Among non-dopaminergic strategies for combating Parkinson's disease (PD), antagonism of the A(2A) adenosine receptor (AR) has emerged to show great potential. In this study, on the basis of two crystal structures of the A(2A) AR with the best capability to distinguish known antagonists from decoys, docking-based virtual screening (VS) was conducted to identify novel A(2A) AR antagonists. A total of 63 structurally diverse compounds identified by VS were submitted to experimental testing, and 11 of them exhibited substantial activity against the A(2A) AR (K-i < 10 mu M), including two compounds with Ki below 1 mu M (compound 43, 0.42 mu M; compound 51, 0.27 mu M) and good A(2A)/A(1), selectivity (fold < 0.1).

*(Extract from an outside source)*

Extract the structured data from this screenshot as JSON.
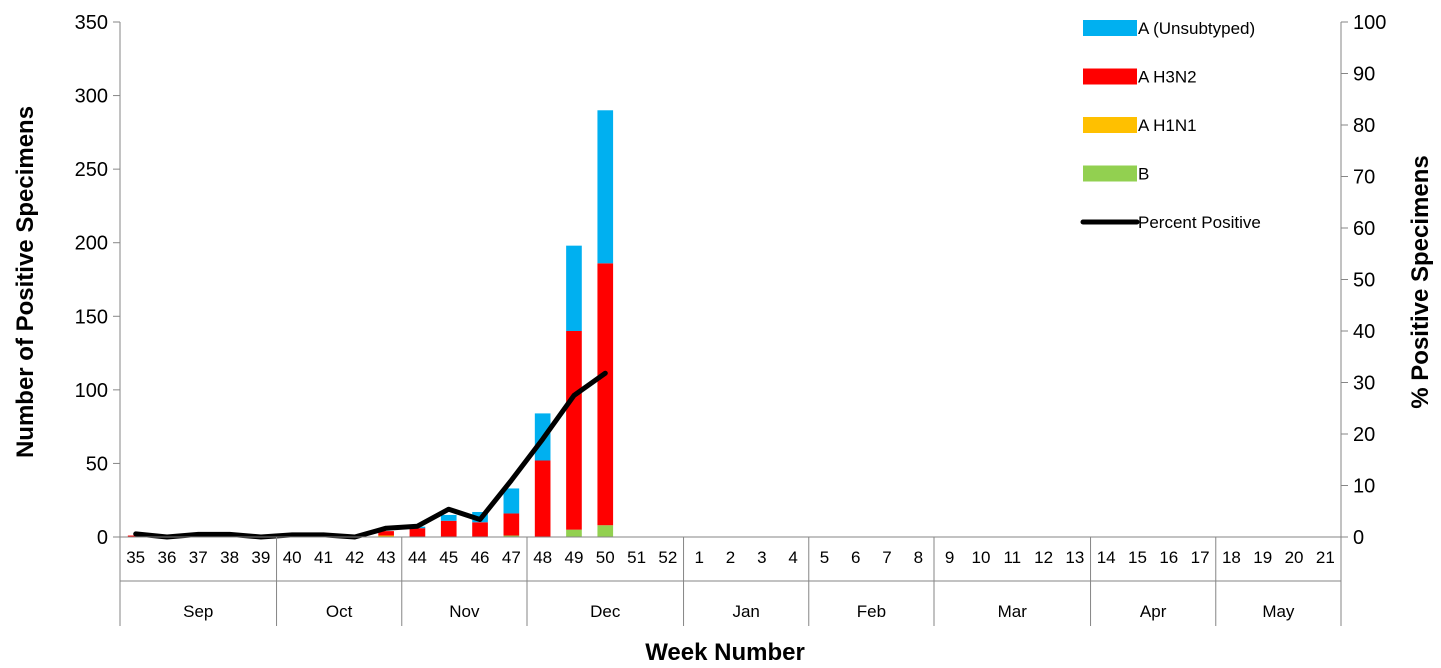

Compounds 43 and 51 demonstrated antagonistic activity according to the results of cAMP measurements (cAMP IC50 = 1.67 and 1.80 yM, respectively) and showed good efficacy in the haloperidol-induced catalepsy (HIC) rat model for PD at doses of up to 30 mg/kg. Further lead optimization based on a substructure searching strategy led to the discovery of compound 84 as an excellent A(2A) AR antagonist (A(2A) = 54 nM, A(2A)/A(1) fold < 0.1, cAMP IC50 = 0.3 mu M) that exhibited significant improvement in anti-PD efficacy in the HIC rat model.